2015 is a record year for European real estate investment activity (Spain up 36%)

European commercial real estate (CRE) investment activity was greater in 2015 than in any other year, according to Cushman & Wakefield’s latest investment market report.

European investment activity totalled EUR70 billion in Q4 2015, a 24 per cent increase on Q3 2015, which helped push the full year total to EUR246 billion, the highest level on record, and surpassing the previous peak of EUR230 billion in 2007. 
Magali Marton, joint report author and a director of Research at Cushman & Wakefield, says: “Investment activity continues to grow across all markets. While the UK, continues to attract the biggest share of activity, the strongest growth in volumes has been located elsewhere as investors diversify their targeted locations.

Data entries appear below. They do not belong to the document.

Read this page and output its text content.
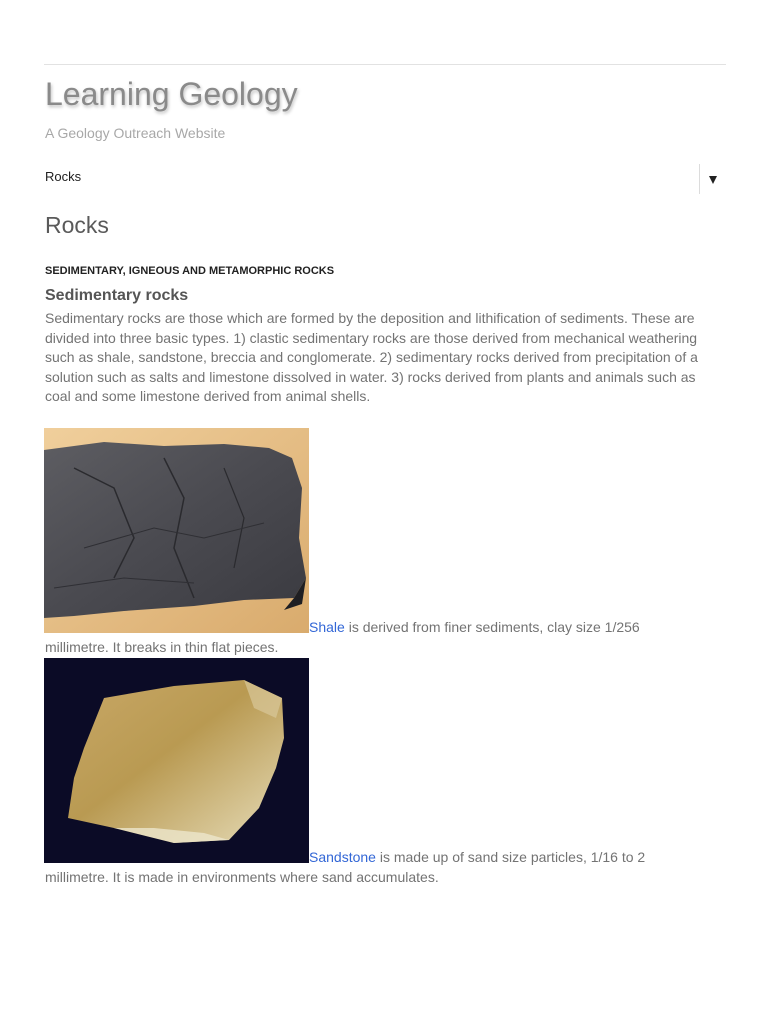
Learning Geology
A Geology Outreach Website
Rocks
Rocks
SEDIMENTARY, IGNEOUS AND METAMORPHIC ROCKS
Sedimentary rocks

Sedimentary rocks are those which are formed by the deposition and lithification of sediments. These are divided into three basic types. 1) clastic sedimentary rocks are those derived from mechanical weathering such as shale, sandstone, breccia and conglomerate. 2) sedimentary rocks derived from precipitation of a solution such as salts and limestone dissolved in water. 3) rocks derived from plants and animals such as coal and some limestone derived from animal shells.

Shale is derived from finer sediments, clay size 1/256
millimetre. It breaks in thin flat pieces.
Sandstone is made up of sand size particles, 1/16 to 2
millimetre. It is made in environments where sand accumulates.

“Of the major markets, Germany posted volumes of EUR53 billion in 2015, a 41 per cent increase on 2014 levels. The peripheral markets of Italy (+ 67 per cent to EUR8 billion) and Spain (+ 36 per cent to EUR11 billion) also registered strong year on year growth. In contrast volume growth was particularly low in the CEE with a mere 6 per cent rise to EUR6.8 billion in 2015. However the region, and Poland in particular, experienced a strong final quarter with more product coming to the market, satisfying investor appetite.”

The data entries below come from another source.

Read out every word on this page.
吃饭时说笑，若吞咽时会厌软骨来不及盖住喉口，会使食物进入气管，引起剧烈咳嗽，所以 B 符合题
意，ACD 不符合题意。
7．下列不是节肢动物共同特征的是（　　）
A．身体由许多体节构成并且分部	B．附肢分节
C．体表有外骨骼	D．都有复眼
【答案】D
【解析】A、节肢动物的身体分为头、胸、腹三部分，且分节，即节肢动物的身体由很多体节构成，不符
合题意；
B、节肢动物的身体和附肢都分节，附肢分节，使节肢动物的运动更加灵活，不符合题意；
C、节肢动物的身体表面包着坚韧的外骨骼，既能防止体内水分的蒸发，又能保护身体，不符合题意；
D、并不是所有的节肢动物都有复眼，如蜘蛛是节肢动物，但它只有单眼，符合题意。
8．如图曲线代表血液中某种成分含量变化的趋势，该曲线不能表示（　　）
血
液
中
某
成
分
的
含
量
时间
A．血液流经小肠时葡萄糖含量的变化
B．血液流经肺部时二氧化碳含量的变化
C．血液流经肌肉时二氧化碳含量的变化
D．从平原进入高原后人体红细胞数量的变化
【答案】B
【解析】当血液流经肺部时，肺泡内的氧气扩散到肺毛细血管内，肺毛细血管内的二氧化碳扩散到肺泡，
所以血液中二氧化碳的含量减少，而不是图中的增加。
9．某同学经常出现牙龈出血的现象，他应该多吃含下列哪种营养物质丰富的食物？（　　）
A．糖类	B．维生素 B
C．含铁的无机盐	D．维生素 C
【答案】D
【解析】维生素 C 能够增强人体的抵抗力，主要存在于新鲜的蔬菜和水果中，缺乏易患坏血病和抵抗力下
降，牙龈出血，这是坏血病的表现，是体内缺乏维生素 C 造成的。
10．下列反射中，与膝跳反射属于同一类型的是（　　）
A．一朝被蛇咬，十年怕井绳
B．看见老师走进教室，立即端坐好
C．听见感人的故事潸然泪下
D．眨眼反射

Growth in investment was evident from all sources, although the strongest growth remained from cross border sources. European cross border investment was up 42 per cent over the year to EUR45 billion with non-European investors adding a further EUR76 billion (+32 per cent year on year). With fewer sales non-Europeans remained the only net positive investors in 2015.
Nigel Almond, a Director of Research at Cushman & Wakefield, adds: “Whilst the volume of non-European investment continues to grow across all markets, the balance of power is now shifting away from the UK and London. The UK’s share of non-European investment slipped from 53 per cent in 2013 to 44 per cent in 2015, with Germany the main beneficiary with its share rising from 15 per cent to 20 per cent. With many non-European investors having established their presence in the UK, they are now pushing out with more vigour into the continent.  Peripheral markets (Ireland, Spain and Italy) attracted a further 10 per cent.”
Unlisted funds continue to dominate representing just under half of activity on the buy side as funds focus on deploying their raised capital. Strong investment in Q4 saw funds grow their holdings across Europe with net investment of EUR12 billion in 2015. Both listed companies and institutions – insurance companies in particular - were net buyers over the year, despite being slight net sellers in Q4. Private companies and other investors sit at the other end of the spectrum and remained the biggest net sellers.
Marton adds: “Looking forward we remain positive in our outlook for the market. The strong weight of capital remains and the lower for longer interest rate environment and QE (quantitative easing) on the continent will maintain the attractiveness of CRE across the region with volumes set to rise by a further 5-10 per cent to surpass EUR260 billion in 2016.”